Many analytics companies rely on machine learning or other data models to predict the probability of an outcome. The time and expense to execute a model increases with the number of features or inputs a model has. Particularly time consuming are training and validating data sets to improve a model’s accuracy.
Testing models in a lab environment or deploying models into production using on-premise hardware can be expensive and in many cases not fast enough to meet the demands a business use case requires. Additionally, on-premise systems are not elastic, meaning CPU, RAM and storage are always on whether a machine is in use or not.
Migrating model training and operationalized model deployments to a scalable, elastic cloud architecture is an option worth considering. AWS EMR (Elastic MapReduce) is a managed platform that provides a low cost, dynamically scalable alternative for processing a broad set of big data use cases. Because EMR supports many popular distributed frameworks such as Apache Spark, it can be used as a platform to process machine learning models.
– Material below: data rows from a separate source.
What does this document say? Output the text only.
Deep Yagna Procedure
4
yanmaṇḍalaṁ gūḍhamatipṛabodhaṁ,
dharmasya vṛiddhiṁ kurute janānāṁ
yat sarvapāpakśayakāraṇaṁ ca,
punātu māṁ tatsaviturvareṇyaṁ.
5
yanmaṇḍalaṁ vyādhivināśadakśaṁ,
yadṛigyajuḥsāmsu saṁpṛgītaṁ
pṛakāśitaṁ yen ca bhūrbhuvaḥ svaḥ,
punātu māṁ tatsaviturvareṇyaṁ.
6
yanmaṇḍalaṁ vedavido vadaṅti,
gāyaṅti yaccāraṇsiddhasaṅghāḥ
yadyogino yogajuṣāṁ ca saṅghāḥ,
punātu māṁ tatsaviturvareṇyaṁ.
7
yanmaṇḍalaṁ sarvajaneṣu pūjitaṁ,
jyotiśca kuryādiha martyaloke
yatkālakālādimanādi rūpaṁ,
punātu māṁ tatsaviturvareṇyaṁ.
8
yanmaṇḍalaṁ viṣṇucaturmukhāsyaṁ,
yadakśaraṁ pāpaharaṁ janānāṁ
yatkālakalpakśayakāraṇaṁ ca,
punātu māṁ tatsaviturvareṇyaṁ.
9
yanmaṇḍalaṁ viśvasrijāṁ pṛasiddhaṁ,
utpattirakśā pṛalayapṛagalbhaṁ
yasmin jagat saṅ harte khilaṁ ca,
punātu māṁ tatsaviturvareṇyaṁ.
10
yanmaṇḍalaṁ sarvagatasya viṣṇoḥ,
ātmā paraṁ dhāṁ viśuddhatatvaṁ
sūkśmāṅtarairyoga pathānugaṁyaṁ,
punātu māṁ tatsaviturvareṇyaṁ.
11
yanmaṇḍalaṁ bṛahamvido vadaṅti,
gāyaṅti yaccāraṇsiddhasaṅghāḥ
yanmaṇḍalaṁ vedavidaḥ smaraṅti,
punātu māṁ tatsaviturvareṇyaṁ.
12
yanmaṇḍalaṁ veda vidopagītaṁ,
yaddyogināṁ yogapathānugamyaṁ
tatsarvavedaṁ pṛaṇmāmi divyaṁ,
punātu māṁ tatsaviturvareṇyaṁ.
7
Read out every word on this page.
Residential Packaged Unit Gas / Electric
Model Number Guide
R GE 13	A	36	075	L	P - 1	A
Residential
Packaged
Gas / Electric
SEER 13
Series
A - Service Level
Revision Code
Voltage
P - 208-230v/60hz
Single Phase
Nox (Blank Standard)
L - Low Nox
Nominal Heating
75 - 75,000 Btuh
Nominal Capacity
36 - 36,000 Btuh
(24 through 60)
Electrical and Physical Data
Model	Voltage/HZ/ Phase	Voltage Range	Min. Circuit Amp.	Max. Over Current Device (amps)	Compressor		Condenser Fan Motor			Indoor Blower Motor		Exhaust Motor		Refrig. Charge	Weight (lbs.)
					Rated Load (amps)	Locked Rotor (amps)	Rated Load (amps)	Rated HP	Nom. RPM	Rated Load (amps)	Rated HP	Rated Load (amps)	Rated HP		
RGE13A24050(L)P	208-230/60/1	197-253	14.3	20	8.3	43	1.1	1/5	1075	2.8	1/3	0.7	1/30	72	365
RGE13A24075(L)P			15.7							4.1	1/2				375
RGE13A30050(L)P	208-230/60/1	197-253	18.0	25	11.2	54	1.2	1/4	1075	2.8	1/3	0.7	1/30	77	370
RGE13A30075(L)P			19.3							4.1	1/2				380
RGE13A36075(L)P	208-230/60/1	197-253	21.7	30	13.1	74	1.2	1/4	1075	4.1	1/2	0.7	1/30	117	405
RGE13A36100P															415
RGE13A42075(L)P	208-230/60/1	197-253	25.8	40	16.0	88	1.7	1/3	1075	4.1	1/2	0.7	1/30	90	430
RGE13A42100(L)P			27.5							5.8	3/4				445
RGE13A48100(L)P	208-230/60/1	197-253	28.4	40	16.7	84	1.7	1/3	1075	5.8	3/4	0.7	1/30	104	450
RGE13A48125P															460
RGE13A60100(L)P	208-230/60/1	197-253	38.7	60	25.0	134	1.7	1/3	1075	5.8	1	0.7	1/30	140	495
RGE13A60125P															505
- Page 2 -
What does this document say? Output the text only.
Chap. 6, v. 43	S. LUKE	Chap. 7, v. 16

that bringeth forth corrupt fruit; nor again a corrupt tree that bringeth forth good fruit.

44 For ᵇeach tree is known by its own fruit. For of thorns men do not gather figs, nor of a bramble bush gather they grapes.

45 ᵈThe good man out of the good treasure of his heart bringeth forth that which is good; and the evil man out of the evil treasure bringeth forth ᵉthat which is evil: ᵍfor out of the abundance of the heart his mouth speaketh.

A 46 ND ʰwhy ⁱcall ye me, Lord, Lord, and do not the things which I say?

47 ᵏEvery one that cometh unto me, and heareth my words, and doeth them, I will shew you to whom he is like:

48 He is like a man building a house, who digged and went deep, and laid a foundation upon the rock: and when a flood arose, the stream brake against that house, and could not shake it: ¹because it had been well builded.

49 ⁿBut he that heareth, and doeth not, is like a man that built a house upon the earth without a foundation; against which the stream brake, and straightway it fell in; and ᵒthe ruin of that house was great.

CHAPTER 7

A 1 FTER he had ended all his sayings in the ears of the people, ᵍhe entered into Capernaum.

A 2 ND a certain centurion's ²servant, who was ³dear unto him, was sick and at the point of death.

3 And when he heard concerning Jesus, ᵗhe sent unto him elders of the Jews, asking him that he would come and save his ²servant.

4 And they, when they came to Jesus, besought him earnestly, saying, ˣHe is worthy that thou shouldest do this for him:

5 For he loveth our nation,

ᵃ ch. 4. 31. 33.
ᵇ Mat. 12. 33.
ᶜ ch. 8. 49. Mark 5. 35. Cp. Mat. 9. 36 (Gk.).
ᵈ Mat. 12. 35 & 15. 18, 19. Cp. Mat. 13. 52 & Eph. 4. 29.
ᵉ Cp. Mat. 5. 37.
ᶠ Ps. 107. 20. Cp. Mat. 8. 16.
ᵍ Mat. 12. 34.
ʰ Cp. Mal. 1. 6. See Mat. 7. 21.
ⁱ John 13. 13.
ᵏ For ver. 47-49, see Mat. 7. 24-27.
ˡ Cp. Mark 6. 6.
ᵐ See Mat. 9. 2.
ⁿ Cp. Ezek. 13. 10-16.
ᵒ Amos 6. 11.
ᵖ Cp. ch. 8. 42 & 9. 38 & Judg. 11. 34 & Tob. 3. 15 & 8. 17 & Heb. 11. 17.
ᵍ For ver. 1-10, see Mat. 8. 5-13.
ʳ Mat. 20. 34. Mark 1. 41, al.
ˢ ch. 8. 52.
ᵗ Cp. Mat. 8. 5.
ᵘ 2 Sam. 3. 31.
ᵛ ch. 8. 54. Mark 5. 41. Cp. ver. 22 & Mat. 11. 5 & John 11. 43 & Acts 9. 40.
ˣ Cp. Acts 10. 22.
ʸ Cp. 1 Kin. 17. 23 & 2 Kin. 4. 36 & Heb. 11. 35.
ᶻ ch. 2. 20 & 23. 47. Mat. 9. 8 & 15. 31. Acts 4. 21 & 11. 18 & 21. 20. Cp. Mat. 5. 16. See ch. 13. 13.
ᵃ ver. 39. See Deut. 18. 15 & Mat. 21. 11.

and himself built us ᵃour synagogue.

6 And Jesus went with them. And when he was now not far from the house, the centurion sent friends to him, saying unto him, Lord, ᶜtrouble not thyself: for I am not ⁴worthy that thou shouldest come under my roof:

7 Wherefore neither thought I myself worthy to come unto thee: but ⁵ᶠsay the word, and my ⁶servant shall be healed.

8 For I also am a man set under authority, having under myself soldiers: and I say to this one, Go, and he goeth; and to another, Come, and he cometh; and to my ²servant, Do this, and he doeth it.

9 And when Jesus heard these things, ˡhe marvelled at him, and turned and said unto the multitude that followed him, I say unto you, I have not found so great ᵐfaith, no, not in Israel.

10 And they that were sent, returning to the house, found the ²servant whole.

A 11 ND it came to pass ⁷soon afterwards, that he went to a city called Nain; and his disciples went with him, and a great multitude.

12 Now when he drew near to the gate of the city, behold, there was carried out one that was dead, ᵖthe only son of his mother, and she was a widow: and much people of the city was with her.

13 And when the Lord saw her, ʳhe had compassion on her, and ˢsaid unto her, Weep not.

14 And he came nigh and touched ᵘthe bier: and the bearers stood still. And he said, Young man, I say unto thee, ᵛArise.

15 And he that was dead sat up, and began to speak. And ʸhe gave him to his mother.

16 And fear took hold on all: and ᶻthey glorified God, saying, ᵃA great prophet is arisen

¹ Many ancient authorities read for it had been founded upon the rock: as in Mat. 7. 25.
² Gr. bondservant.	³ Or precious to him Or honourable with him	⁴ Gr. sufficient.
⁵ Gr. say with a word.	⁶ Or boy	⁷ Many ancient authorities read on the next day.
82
By decoupling storage from compute, low cost S3 storage can serve as the data layer for EMR clusters. Spot and reserved EC2 instance pricing as well as the EC2 auto-scaling feature can provide additional cost savings. Clusters can be automated to spin up and process one-off jobs or can remain on to handle long-running or always on analytics. EMR Security Configurations are templates for security configurations that can be re-used whenever a cluster is created. Additional security controls exist depending on the configuration of your environment to protect data at rest and in flight. EMR also integrates with several other AWS data sources and external third-party tools.
EMR provides an affordable, elastic approach to process machine learning and other predictive models that can speed time to insight while reducing total cost of ownership.